A Davos, place aux anciens et aux nouveaux risques globaux

A Davos, place aux anciens et aux nouveaux risques globaux

Photo: Keystone

La 46e réunion annuelle du Forum économique mondial (WEF) s'ouvre ce mercredi à Davos (GR). Outre la Syrie et l'environnement, cette édition fait place aux nouveaux risques de la 'quatrième révolution industrielle'. Les Etats-Unis y sont particulièrement présents.

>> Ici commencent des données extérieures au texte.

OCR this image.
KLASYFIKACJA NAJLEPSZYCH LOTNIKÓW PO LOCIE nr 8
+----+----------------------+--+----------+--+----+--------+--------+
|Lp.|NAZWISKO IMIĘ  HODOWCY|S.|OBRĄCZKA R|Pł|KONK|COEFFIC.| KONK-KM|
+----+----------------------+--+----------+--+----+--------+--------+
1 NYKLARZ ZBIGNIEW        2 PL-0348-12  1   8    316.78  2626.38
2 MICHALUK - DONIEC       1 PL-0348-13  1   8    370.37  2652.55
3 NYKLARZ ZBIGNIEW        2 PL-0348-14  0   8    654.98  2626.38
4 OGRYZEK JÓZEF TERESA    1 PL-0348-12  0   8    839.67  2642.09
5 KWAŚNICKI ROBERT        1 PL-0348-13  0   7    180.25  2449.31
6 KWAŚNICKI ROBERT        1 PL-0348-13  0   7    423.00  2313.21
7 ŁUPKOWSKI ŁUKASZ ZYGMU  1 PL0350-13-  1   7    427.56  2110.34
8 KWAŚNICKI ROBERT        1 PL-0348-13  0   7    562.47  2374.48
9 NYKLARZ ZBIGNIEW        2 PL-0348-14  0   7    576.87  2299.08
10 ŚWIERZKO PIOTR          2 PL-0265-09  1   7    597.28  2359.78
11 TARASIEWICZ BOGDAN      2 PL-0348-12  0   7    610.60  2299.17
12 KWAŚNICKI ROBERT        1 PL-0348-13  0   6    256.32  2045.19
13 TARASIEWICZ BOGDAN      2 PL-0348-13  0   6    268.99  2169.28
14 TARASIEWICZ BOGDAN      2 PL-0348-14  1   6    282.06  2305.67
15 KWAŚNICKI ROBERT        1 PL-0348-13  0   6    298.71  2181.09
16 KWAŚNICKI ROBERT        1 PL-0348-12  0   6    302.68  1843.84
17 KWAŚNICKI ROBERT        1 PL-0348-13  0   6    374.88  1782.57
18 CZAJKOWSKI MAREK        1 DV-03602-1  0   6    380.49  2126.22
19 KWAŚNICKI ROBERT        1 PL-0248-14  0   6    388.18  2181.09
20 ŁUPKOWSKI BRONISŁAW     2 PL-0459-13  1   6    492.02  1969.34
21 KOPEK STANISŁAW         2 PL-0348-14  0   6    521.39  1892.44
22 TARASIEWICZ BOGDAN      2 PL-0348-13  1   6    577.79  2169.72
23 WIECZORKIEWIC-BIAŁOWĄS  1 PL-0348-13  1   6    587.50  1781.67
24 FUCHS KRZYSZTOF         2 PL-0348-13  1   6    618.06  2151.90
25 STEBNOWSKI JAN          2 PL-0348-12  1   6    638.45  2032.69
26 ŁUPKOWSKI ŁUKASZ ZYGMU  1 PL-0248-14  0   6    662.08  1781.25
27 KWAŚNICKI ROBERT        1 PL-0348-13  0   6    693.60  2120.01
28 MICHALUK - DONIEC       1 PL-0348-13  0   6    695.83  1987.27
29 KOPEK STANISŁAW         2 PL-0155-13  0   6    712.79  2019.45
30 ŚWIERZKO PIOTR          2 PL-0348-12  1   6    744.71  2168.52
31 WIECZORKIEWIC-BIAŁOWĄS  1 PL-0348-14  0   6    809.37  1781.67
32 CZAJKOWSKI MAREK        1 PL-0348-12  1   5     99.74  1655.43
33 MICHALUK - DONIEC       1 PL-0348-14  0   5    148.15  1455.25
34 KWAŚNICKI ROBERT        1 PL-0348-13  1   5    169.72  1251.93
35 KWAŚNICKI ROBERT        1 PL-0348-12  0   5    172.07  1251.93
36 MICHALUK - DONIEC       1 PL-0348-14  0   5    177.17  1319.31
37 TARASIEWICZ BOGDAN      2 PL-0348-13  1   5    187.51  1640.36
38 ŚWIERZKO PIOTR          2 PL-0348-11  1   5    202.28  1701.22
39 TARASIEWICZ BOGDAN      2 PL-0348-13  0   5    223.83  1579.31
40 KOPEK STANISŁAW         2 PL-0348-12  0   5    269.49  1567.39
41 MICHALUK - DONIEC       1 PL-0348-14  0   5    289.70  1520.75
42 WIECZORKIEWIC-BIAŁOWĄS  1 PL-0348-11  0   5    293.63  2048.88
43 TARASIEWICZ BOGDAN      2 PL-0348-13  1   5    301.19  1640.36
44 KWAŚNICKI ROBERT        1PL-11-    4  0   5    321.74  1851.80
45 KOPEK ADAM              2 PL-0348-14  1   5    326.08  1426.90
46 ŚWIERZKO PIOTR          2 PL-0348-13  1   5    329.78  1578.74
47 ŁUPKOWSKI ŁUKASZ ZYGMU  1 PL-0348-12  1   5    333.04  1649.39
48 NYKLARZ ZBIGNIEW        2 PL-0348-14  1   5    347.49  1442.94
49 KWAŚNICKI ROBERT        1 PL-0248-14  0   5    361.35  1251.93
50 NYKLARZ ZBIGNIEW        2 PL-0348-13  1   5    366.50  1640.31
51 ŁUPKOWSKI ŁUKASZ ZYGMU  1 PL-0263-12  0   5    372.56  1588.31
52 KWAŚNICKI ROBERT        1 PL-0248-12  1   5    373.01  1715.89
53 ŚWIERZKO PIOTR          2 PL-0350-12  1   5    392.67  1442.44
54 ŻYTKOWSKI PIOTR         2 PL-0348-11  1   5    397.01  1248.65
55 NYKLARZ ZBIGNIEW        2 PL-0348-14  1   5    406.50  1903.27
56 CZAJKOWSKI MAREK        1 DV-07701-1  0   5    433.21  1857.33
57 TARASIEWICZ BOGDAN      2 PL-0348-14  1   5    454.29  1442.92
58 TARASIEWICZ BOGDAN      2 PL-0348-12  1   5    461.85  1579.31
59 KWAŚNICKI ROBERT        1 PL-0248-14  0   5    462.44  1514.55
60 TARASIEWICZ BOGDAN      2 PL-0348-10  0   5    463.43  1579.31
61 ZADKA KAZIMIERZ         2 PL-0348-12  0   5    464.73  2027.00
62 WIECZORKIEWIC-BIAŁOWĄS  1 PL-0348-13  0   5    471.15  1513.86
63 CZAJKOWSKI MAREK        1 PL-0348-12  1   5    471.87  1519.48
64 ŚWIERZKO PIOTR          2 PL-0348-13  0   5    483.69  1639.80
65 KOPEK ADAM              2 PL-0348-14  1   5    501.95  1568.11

La géopolitique, cette fois encore, reste au coeur du forum qui a pris ses quartiers dans la station grisonne jusqu'à samedi. Pour la première séance plénière, le président de l'Allemagne Joachim Gauck doit lancer le débat sur la crise migratoire.

Les pays voisins de la Syrie en pleine guerre civile ont tous envoyé des délégations. A peine entré en vigueur l'accord nucléaire en échange d'une levée des sanctions, l'Iran revient lui aussi à Davos, en mal d'investissements étrangers pour soutenir sa croissance.

L'environnement se réinvite également à l'agenda. Le Secrétaire général des Nations Unies Ban Ki-Moon devrait y réitérer son appel à concrétiser l'accord de Paris sur le climat.

Nouveaux risques

Le fondateur et président du WEF, Klaus Schwab, 77 ans, veut lui alerter la planète sur les menaces de la 'quatrième révolution industrielle'. Inédit par sa vitesse et ses impacts, ce 'tsunami' va bouleverser des systèmes entiers de production, de distribution et de consommation,

Les avancées dans le domaine de l'intelligence artificielle, de la robotique, d'Internet, de l'impression 3D ou encore de la nanotechnologie ou de la biotechnologie démultiplient les chances. Mais aussi les nouveaux risques globaux, en termes d'emplois et d'exclusion, prévient le professeur Schwab.

La 'quatrième révolution industrielle' pourrait provoquer la perte d'environ 5 millions de postes de travail d'ici à 2020. Selon les experts du WEF, toutes les branches et tous les pays sont concernés, même si certains sont mieux préparés au tournant numérique.

Forte présence américaine

Cette année, la grand-messe accorde une forte visibilité à l'agenda américain. Le vice-président des Etats-Unis Joe Biden y conduit la plus large délégation jamais venue à la station grisonne. Il a déjà rencontré lundi à Zurich le président de la Confédération Johann Schneider-Ammann.

Joe Biden doit adresser mercredi en fin de journée une allocution spéciale. Vendredi, c'est au tour du Secrétaire d'Etat américain John Kerry, suivi du chef du Pentagone Ashton Carter aux côtés du président afghan Ashraf Ghani.

Les autres puissances du G7 présentent, elles, des délégations allégées, malgré la présence des premiers ministres britannique David Cameron et canadien Justin Trudeau. La France y délègue son premier ministre Manuel Valls.

Suite à l'essai de bombe à hydrogène début janvier, le WEF a retiré à la Corée du Nord son invitation. Pyongyang s'est plaint de cette 'mesure inamicale', soulignant 'que le forum sera tenu pour responsable des conséquences'.

En l'état, environ 40 chefs d'Etat ont annoncé leur participation. Côté suisse, exceptée la ministre de justice et police Simonetta Sommaruga, les autres six sages sont attendus, pour parler notamment bilatérales.

Au total plus de 2500 décideurs politiques, patrons d'entreprise ou d'organisation, experts académiques, artistes et chefs religieux doivent converger vers Davos. La communauté des affaires sera plus nombreuse que jamais.